All my life dye transfer has been the top color photo printing process. And for a long time I’ve been privileged to be a friend of one of the very few people who ever did dye transfer printing.
Kodak discontinued the materials in 1994, and Ctein finally closed down his darkroom in 2013. There have been a couple of print sales along the way, too. This one is probably the absolutely final one. This is selling off all the prints remaining in inventory.
Here’s the official press release on it. Note that the first URL given is the top level of The Online Photographer; you’ll need to check “Recent articles” in the left column to find the print sale post when it goes up on Black Friday.

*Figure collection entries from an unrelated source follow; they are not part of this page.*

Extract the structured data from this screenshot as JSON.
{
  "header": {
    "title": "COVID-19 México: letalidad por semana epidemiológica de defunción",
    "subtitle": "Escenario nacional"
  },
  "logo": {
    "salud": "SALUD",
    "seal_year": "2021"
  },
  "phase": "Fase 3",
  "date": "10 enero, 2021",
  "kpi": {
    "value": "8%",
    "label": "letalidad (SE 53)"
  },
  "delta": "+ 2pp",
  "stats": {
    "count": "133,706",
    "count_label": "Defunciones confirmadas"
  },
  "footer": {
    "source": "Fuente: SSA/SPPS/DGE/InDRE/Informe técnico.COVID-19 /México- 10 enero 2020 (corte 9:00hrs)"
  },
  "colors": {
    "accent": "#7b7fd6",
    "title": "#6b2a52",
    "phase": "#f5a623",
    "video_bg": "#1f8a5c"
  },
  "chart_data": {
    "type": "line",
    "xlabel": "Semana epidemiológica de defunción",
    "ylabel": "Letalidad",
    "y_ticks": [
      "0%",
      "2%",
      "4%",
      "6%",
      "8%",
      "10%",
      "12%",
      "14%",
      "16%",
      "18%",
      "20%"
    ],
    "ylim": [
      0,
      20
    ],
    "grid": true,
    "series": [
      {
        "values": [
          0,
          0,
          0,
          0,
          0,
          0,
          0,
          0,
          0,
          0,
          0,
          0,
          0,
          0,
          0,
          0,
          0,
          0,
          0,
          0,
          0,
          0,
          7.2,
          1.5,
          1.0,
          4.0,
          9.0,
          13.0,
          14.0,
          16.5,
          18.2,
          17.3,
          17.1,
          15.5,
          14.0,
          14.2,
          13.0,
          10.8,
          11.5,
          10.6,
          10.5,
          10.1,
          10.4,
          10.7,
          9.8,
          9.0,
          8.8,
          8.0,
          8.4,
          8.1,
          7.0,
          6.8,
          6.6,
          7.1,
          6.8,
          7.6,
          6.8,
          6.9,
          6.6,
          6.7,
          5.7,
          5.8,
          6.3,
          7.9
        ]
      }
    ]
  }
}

Expert West Coast Photographic Printmaker to Liquidate His Entire Inventory of Rare and Prized Color Prints
San Francisco area photographer and master printmaker Ctein is offering his entire lifetime archive of rare traditional dye transfer prints for sale. The sale will take place on The Online Photographer website (https://theonlinephotographer.typepad.com/) starting at noon Pacific Standard Time on November 29th, the Friday after Thanksgiving, and continue for seven days only.
Ctein (his only name—pronounced “kuh-TINE”) is selling full-sized 16×20-inch dye transfers for only $650 per print on a first-come, first-served basis. More than 250 images will be offered. Interested readers can view these in advance at http://ctein.com/2019TOPDyeSale.htm.
Ctein, among the best-known and most accomplished of the dye transfer printers, worked in the medium for 40 years until he closed his darkroom in 2013. Now, connoisseurs can own a beautiful, genuine dye transfer print for their own collections.
Dye transfer, widely acknowledged to be the Rolls-Royce of traditional color printing methods back in the era of film photography, was extremely difficult to master and expensive and time-consuming to practice. Dye transfer prints have a distinctive beauty and purity of color. They have a greater color gamut and deeper maximum black than even inkjet prints, and were among the most permanent of all color processes.
Such prints were always rare and always expensive, and master printers in the medium have always been few and far between. By 1994, when Kodak finally discontinued making the materials, most of the active dye transfer printers in the US could fit in a single living room. Now a scant handful are left.